In any case, spam isn’t a problem we need to worry about for MVP. MVP should be about getting up and running; bells and whistles like spam detection are v1.1 features - not too long after MVP, but shouldn’t block initial release.
@Olin and @mbomb007 have hit the nails on the head here. We don’t need security, we just need difficulty—spammers (and trolls) are lazy, and will give up if you start putting roadblocks in their way. So, yes, we can find our algorithm, then make its numerical parameters configurable site settings with sensible default values: that’s more than sufficient obscurity to be enough of a roadblock.
And I’m hoping that with Codidact being both open-source (so we can write hooks for spam detection) and the primary instance well governed (ahem), that we can have a much tighter integration with Charcoal than SE does. (OK, having the same person in charge helps too.)
Some basic rate limiting on the post functionality will most likely be more than enough in the beginning. Spam in general scales with the eyeballs the spammer can get and so it’s highly unlikely that we’ll have a significant spam problem from day one.
Furthermore, it doesn’t necessarily help a spammer to know our intricate system of spam detection if certain parameters and configuration on our production deployment are not part of the code.
As the author/owner of Codidact we could incorporate non-free modules without violating the license (licenses are for other people). But it might be worth considering whether an exception should be allowed for people who want to host their own instances.
Note however that every single contributor will have to agree with the non-free modules.
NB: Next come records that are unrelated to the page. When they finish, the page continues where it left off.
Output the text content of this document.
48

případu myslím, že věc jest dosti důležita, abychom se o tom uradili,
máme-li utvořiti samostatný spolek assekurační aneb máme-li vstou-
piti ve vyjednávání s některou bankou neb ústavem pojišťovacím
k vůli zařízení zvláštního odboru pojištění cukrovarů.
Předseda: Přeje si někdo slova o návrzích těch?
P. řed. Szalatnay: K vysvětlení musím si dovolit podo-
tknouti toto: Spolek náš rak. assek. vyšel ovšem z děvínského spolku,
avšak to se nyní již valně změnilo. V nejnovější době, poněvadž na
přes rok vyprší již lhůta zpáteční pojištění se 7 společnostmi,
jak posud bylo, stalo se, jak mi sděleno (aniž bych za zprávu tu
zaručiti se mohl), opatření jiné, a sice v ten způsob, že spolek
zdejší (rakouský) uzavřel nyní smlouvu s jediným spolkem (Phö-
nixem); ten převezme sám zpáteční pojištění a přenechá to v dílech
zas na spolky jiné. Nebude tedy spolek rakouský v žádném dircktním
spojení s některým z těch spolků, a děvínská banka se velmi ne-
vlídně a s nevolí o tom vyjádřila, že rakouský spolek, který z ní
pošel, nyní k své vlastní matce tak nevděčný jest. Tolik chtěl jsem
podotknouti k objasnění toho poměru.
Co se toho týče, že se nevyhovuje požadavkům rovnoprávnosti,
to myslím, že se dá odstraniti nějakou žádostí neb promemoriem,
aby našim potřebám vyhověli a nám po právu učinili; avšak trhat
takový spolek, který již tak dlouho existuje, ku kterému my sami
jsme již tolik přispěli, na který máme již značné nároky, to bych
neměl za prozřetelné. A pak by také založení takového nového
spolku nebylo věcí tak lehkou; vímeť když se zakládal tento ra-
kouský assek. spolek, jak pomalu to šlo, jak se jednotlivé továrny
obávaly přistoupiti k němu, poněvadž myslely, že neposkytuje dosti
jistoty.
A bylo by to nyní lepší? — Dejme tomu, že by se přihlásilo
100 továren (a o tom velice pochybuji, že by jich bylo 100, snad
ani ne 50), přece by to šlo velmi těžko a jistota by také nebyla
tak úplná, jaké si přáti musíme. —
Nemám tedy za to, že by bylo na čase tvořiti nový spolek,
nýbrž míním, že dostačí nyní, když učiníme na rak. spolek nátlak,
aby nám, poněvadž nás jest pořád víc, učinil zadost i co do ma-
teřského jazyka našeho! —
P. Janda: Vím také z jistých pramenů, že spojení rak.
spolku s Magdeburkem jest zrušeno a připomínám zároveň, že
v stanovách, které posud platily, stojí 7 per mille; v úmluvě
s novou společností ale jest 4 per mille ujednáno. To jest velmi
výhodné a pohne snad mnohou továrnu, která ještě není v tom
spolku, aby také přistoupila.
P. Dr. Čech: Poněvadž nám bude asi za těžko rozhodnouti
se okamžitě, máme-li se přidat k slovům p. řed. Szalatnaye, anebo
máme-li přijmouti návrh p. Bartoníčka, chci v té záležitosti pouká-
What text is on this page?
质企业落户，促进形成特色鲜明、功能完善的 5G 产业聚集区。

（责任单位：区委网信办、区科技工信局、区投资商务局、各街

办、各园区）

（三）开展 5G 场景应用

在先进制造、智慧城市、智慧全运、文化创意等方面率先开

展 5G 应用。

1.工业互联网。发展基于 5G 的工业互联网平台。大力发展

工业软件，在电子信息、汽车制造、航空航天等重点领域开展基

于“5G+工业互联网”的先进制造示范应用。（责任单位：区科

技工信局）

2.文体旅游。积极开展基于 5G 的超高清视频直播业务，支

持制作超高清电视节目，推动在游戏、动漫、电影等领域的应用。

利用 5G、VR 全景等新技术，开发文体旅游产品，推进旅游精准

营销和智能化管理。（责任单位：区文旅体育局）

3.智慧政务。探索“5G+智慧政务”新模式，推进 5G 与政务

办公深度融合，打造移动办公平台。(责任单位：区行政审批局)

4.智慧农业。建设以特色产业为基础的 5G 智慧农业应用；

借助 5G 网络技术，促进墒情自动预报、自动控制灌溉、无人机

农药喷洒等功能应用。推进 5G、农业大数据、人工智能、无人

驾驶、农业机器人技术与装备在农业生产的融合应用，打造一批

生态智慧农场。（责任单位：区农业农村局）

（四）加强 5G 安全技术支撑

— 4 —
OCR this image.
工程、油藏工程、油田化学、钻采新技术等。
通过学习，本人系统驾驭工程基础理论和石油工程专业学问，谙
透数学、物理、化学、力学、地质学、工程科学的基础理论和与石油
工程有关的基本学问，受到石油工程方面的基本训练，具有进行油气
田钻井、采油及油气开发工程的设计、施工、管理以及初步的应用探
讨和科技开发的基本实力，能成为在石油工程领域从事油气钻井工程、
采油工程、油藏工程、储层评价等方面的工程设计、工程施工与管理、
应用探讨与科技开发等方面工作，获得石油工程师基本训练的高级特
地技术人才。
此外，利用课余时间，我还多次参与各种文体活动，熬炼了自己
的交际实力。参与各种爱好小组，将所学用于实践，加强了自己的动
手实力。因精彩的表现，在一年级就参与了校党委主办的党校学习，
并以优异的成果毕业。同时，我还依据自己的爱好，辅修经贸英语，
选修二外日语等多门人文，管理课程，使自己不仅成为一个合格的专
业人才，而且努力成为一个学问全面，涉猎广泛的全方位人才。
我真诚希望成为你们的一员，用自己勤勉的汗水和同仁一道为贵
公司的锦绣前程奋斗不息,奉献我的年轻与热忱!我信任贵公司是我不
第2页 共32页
If we go for the special exception, the exact scope of the special exception should be very well considered, or else we might undermine the very reason of selecting the AGPL in the first place.
I’m not so sure. If there are well-defined, easily-accessible rules for how the filter works, what’s stopping someone from writing code to automate a process to get around the filter?
It’s the “script kiddie” problem: All it takes is one non-lazy spammer to create this and distribute it, and then all the lazy ones have the power to make use of it.
There’s nothing to stop folks doing that on SE either, and their algorithm is secret. I don’t believe there’s anything to be gained by secrecy, as long as the variables are configurable.